Генрих Бёлль - Хлеб ранних лет

На нашем сайте KnigaRead.com Вы можете абсолютно бесплатно читать книгу онлайн "Генрих Бёлль - Хлеб ранних лет". Жанр: Разное издательство -, год -.
Перейти на страницу:

Не знаю, страдал ли я: темно-серые толщи вод сомкнулись надо мной, и в то же время голова у меня была ясная, как никогда, — я успел подумать, что теперь придется извиниться перед фрау Флинк, она всегда была так добра ко мне, это она подыскала комнату для Хедвиг, а иной раз, когда у меня был усталый вид, варила мне кофе. «Когда-нибудь, — думал я, — придется перед ней извиниться». Еще многое, многое мне придется сделать, и я думал обо всем этом, даже о той женщине с Курбельштрассе, которая рыдала сегодня в телефон и все еще, наверное, меня ждет.
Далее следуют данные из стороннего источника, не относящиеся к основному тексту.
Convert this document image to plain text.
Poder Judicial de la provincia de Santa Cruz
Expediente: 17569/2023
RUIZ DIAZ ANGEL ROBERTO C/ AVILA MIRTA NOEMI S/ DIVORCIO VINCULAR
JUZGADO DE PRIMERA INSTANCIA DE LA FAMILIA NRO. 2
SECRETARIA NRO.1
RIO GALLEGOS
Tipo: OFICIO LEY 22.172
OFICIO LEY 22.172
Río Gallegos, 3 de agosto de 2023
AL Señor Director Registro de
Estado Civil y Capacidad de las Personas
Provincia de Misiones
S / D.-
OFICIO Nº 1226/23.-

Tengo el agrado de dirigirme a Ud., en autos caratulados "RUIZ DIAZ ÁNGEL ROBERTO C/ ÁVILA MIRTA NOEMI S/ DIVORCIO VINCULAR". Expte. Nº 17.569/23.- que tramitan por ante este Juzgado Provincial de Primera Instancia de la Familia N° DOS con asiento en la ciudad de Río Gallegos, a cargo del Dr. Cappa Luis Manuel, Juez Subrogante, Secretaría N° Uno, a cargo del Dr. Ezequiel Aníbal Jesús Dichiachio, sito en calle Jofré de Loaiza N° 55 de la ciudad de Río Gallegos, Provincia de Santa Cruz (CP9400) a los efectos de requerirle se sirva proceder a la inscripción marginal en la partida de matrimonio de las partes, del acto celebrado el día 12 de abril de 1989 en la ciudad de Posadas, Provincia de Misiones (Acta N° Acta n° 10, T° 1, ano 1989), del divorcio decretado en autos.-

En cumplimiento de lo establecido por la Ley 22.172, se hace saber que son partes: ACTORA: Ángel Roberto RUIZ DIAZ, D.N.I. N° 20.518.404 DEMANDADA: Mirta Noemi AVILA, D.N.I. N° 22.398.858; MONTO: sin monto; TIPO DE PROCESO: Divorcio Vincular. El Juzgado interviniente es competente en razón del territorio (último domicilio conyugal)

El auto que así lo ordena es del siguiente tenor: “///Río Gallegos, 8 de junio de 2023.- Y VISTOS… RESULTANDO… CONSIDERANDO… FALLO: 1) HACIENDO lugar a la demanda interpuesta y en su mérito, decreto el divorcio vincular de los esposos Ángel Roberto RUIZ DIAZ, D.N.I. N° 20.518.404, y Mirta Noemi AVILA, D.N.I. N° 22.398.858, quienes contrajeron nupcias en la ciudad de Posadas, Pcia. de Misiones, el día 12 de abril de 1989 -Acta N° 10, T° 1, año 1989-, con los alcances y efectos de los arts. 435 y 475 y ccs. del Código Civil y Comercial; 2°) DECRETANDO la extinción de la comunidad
Теперь я точно знал то, что знал всегда, — просто все эти шесть лет боялся признаться: я ненавижу эту работу, как ненавидел и все прочие работы, которым пробовал обучиться. Я ненавижу стиральные машины, меня тошнит от запаха мыльной воды, и это не просто физическая тошнота, а нечто большее. Я теперь знал, что всегда любил в своей работе только деньги, и деньги у меня есть; я сунул руку в карман — да, деньги тут.

Я снова закурил, но и это проделал машинально: достал пачку из кармана, щелчком вытолкнул из нее сигарету, дверь подъезда на мгновение озарилась красноватым пламенем зажигалки, а потом, тоже на миг, утонула в сизом облачке табачного дыма, — но сигарета не пошла, показалась невкусной, и я, не докурив, бросил ее в сточную канаву. А потом, когда захотел закурить еще одну, по весу пачки почувствовал, что сигареты кончились, — отправил туда же и пустую пачку.

И даже голод и легкое чувство дурноты, что поднималось откуда-то снизу, как жидкость в реторте, — все это было как бы не со мной, помимо меня, отдельно. Я никогда не умел петь, но сейчас, стоя перед дверью, из которой рано или поздно обязательно выйдет Хедвиг, я готов был запеть и знал: у меня получится.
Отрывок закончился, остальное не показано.